Speaking at the 2015 IPA National Congress on the Gold Coast, Grant Thornton partner and national head of indirect tax Tony Windle noted that many 'tinkers' have been made to the current GST in an attempt to maintain relevance.
Mr Windle made particular reference to the 'Netflix tax', which is a tax imposed on companies based overseas that are providing digital products and services in an attempt to keep up with the times without changing the tax rate itself.
"What this tax is doing is trying to expand the taxing rights of the GST," Mr Windle said.
Mr Windle added that there is still much confusion in political and economic circles as to whether a base expansion or a rate rise constitutes the ideal solution.
"Which lever do we actually pull here?" he asked.
In addition to a split consensus on the ideal solution, Mr Windle noted that Australia has almost been designed to fail in regards to GST reform.
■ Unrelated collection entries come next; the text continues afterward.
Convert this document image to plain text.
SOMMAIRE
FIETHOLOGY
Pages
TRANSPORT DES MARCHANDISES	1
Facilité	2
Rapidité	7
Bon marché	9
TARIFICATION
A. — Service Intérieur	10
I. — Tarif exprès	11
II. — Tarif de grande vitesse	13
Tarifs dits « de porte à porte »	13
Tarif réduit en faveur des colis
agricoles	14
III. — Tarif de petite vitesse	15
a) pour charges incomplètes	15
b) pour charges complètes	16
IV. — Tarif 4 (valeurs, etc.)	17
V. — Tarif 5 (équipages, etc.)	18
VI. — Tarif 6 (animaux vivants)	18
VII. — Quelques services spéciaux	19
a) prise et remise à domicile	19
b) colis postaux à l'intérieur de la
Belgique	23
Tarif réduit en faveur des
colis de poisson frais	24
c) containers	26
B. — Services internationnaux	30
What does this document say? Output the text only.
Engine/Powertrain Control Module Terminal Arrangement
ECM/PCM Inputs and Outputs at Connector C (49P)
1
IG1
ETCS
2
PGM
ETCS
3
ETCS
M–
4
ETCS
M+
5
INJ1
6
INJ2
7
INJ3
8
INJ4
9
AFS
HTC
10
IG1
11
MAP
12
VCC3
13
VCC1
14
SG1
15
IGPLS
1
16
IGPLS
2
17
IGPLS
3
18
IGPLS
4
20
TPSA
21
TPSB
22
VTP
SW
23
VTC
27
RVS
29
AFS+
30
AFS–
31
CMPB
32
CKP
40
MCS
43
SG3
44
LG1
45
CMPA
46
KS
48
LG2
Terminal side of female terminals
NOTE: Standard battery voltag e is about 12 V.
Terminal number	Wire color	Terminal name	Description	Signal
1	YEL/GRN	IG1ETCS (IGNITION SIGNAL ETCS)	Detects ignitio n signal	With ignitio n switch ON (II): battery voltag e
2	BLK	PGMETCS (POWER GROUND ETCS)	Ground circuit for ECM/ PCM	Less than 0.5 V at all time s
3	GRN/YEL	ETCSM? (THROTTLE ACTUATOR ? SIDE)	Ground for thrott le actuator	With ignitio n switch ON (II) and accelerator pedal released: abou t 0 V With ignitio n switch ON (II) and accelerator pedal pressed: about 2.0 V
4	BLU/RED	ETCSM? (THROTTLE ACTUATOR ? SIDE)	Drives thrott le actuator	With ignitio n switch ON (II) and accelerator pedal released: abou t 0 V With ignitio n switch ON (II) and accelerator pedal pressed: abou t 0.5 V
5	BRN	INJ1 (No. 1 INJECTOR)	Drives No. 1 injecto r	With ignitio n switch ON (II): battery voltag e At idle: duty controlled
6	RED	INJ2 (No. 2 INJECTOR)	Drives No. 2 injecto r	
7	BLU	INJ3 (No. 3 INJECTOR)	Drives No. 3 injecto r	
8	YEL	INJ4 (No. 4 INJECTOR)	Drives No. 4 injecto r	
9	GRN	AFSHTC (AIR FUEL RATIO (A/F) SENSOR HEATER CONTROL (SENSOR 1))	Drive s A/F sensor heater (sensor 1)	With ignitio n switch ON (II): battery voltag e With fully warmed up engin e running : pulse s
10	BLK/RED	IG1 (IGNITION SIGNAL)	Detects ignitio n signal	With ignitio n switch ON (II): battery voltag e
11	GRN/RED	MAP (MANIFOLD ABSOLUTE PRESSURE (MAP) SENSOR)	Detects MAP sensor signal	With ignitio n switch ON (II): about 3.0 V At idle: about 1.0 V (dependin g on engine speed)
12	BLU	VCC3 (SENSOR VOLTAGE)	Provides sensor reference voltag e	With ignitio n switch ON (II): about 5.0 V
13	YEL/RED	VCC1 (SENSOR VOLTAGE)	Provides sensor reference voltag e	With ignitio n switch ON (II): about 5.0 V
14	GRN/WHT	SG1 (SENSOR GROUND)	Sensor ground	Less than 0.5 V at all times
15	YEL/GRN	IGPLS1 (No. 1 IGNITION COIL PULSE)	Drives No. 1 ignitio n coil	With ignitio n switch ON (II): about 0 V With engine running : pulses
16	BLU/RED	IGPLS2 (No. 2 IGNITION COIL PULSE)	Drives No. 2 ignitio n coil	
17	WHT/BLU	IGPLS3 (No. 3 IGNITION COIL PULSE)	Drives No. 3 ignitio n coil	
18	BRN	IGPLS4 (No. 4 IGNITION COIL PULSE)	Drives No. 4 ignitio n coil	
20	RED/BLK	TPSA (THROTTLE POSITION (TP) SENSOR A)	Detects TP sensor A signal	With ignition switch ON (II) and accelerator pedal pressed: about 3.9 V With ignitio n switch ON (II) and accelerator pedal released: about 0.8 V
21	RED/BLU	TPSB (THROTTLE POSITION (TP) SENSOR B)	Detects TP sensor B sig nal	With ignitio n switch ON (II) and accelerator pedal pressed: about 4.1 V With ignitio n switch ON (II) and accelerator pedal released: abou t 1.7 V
"Ultimately the landscape that we operate within Australia is almost designed to fail around GST reform itself. For the states to have their own mantra and their own motivations as to what they want to do, that's going to be difficult."
According to Mr Windle, the majority of the tax debate that has taken place has ignored the concept of input taxation, which sits firmly in the middle of base and rate raising.
Mr Windle concluded by stating that simply shifting education and health from GST-free status to taxable would not immediately solve the problems for taxpayers and the system as a whole, and that any reform should span further than the GST in isolation.